住宅購入の見識:どこがいい?どこでもいい。(12.06.15)

なにを食べたい?と聞いて、困る回答が、なんでもいい、だとしたら、住まい探しで難しいのは、どこがいい?と聞いて、どこでもいい、という回答。(お客様にはもっと丁寧に聞きますよ)

居をどこに構えるか、選ぶ地域によって、価格も大きく異なり、生活に大きな影響を与えるにもかかわらず、なにもしがらみがない場合、極端な話、千葉でも東京でも神奈川でも埼玉でもいいとなる。

これだけ広域なエリアで、ベストな地域を探すために、可能性があるすべての地域を見比べるのは、実質不可能である。なにかしらの基準を見つけて絞り込まなければならない。

真っ先に考えるのは、通勤の負担。週に5日、往復で、年50週とすれば、一年で500回も通勤をすることになる。これが10年続けば累計5,000回。もし、一回10分節約できれば50,000分(833時間、34日間)も時間を有効に使える。

一日24時間であることは万人平等、人生のなかで、この限られた時間をどう使うか、通勤のロスはなるべく減らした方がいい、と考えるのは、私だけでしょうか。

人が集まる利便性が高い地域の不動産価格が高いのは、時間を金銭に換算しているからである。人以外にも物も金も集まることにより、さらに集約力が働くという好循環となる。

このことは、不動産需要にも反映される。買うのも高いかもしれないが、売るときも高いということであり、資産価値が維持されやすい。

だからといって、だれもが都内都心に行けばいい、行けるものではない。実家や学校、住環境など、なにかしらの希望や状況があり、一都三県ほど広域ではなく、もう少し絞った地域で探すこともある。

その場合も、原則は同じ考え方でいい。同じ地域の中でも、より利便性が高い地域、駅から近い、都心へアクセスしやすい、など、より利便性の高い地域を選ぶといい。

さきほど、千葉県内でも、地盤(液状化含む)、水災のリスクが高い地域のことについて、相談があった。

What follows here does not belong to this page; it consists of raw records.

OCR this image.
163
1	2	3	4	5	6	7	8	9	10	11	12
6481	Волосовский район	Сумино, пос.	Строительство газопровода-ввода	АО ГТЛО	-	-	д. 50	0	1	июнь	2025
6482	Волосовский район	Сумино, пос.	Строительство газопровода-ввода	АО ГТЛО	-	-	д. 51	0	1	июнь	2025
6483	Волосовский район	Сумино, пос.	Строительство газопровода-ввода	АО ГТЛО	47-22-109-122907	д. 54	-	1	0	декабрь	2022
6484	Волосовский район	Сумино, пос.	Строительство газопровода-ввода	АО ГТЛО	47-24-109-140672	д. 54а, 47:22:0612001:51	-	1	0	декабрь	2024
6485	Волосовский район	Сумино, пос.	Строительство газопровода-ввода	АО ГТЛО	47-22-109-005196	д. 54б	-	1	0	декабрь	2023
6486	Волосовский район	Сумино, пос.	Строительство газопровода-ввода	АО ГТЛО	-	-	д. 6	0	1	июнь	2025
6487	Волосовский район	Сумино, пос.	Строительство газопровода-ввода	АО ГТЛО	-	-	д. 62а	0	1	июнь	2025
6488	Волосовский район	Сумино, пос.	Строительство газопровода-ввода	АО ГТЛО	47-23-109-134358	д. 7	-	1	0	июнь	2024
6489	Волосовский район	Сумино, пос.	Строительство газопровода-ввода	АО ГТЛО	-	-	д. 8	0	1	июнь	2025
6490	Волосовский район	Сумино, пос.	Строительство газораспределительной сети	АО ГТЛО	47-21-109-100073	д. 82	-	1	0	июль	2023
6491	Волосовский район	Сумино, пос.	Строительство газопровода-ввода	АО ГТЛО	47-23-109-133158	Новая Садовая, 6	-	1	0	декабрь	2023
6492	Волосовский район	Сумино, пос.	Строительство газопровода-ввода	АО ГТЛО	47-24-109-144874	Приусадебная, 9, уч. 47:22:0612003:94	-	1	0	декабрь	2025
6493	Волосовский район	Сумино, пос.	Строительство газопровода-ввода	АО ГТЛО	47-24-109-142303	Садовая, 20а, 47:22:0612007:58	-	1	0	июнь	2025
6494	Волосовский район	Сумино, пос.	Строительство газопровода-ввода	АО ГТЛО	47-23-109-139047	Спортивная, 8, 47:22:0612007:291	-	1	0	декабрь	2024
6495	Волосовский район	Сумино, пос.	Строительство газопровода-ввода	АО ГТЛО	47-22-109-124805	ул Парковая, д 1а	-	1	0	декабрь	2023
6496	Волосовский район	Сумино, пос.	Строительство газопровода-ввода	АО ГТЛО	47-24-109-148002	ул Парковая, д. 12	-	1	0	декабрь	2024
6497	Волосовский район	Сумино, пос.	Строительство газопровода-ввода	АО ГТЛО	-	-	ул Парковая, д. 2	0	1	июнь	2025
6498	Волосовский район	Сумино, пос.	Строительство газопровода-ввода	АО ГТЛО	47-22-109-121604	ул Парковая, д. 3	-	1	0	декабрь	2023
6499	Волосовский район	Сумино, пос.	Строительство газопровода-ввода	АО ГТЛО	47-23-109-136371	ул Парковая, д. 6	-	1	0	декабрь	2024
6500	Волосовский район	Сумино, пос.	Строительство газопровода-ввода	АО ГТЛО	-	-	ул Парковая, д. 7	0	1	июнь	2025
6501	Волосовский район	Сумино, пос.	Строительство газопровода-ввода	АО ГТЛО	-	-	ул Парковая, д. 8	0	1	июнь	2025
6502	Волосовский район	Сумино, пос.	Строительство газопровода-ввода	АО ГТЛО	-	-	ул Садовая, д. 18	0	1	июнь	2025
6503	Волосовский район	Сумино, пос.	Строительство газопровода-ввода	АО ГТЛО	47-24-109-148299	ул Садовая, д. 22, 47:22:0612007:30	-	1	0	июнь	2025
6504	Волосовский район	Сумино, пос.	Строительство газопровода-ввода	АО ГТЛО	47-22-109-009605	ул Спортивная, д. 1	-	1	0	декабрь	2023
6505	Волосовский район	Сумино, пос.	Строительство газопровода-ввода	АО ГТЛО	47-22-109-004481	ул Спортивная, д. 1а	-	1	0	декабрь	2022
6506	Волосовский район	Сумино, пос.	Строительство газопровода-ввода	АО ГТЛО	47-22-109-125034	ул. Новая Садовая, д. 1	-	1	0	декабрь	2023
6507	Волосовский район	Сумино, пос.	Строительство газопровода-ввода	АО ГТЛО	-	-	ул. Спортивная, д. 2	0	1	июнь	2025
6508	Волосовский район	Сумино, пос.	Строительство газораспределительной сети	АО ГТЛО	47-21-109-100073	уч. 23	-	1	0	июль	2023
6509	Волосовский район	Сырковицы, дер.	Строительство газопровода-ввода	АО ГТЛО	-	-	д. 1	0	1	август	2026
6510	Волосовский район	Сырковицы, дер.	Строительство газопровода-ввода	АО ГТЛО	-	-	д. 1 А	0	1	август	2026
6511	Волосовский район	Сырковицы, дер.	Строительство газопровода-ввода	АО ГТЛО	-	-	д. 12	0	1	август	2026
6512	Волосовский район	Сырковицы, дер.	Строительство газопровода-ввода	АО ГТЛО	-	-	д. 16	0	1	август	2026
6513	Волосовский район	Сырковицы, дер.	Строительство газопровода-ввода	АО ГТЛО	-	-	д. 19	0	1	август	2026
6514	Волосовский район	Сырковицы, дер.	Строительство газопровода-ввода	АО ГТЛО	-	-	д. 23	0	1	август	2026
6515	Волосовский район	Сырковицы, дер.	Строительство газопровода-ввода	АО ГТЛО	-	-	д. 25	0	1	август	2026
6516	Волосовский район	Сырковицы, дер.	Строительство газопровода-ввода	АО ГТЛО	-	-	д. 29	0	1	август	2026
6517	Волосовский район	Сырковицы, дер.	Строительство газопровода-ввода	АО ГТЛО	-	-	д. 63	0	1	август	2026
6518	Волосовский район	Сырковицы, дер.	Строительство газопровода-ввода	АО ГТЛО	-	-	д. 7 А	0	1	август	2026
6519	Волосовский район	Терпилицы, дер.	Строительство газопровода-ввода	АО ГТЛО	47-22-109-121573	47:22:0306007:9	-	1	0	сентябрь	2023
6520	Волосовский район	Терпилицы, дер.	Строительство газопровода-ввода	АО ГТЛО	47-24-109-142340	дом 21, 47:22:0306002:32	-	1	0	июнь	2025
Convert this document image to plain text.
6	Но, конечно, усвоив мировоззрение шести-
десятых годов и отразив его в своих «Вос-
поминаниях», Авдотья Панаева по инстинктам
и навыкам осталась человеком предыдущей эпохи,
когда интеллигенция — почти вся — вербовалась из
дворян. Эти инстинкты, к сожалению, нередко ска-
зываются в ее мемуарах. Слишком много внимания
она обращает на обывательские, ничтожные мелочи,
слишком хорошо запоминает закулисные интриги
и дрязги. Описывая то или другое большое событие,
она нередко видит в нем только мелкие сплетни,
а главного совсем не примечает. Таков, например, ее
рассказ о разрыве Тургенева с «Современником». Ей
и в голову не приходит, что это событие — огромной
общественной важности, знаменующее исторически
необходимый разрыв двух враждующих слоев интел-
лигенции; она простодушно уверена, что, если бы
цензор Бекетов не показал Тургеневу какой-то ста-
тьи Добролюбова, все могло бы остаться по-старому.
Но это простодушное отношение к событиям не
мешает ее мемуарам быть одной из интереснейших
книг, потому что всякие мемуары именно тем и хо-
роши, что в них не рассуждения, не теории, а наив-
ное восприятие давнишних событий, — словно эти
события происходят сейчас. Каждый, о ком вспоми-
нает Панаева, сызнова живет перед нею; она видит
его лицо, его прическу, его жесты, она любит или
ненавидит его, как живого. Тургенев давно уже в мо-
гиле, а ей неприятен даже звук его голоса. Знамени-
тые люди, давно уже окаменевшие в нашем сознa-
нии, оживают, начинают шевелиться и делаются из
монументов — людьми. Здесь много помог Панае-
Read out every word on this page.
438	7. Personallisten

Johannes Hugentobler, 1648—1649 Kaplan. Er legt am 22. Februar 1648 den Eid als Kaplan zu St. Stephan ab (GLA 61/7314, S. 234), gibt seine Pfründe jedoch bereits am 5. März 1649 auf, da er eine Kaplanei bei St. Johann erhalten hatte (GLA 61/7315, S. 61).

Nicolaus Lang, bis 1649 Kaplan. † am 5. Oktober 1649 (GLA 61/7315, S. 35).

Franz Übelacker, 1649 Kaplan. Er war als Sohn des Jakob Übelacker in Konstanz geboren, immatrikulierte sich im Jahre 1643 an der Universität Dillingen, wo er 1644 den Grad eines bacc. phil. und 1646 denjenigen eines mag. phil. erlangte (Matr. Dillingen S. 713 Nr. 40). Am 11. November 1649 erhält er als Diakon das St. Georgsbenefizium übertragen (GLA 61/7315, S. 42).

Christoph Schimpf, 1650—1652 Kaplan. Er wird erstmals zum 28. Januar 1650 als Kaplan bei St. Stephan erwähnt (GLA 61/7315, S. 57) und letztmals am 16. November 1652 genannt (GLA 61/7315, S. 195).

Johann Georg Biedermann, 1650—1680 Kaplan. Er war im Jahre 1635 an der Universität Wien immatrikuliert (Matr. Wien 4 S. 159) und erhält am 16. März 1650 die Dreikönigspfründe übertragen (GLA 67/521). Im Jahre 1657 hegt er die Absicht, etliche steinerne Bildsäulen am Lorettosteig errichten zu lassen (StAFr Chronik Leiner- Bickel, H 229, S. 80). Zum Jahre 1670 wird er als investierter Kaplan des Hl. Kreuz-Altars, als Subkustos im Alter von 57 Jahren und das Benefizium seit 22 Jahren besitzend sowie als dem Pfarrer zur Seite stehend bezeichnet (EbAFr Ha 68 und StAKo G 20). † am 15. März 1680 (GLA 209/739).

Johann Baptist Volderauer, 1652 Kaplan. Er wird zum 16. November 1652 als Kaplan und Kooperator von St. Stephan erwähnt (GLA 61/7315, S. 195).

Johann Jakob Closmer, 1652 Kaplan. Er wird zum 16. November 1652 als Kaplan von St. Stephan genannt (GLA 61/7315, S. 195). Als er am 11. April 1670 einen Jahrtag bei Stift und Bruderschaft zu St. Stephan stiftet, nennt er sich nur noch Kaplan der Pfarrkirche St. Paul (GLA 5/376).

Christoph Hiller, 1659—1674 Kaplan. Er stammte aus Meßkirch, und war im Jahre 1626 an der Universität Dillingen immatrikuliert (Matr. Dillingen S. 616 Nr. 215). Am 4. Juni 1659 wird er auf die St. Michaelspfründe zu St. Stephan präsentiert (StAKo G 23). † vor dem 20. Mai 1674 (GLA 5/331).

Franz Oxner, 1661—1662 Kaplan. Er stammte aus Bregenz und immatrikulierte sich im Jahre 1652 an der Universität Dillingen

地盤も弱く、液状化のリスクも高いと想定され、水災のハザードマップでは濃い色(濃いほどリスク高い)となっているのに、どうして売れているの?どうしてまだ高いの?

これは、いろいろなリスクがあっても、利便性が高い地域に、人も物も金も集まるからに他ならない。都内下町エリアなど、相当なリスクが叫ばれているが、それでもなお、人は暮らし、流入している。

災害リスクを軽視してもいい、ということではなく、そのリスクがあっても、不動産市場の流れは利便性に大きく影響されるということ。

災害リスクが小さく、さらに利便性が高い、ということであればベストだが、水利で発展してきた歴史、平坦地(平野)が街づくりされやすい、という背景がある。もちろん、予算無制限ならあり得るとは思うが。

私の家は、郊外の住宅地。家の周りには、田や山林が見え、緑豊かで広々とした町。70坪超の敷地があっても、1,000万円で売却できるかどうか。

通勤以外にも、利便性が高い地域は、商業施設、医療施設、教育施設なども揃っていることが多く、生活の利便性も高まる。多少、土地を小さくしても、予算を柔軟に考えても、建物を小さくしても、利便性が高い地域を選ばれる方がいい。

人の行く、裏に道あり、花の山。という相場の格言がある。住まい探しにもこの考えはありだと思うが、話が大きく長くなるので、ここでは割愛。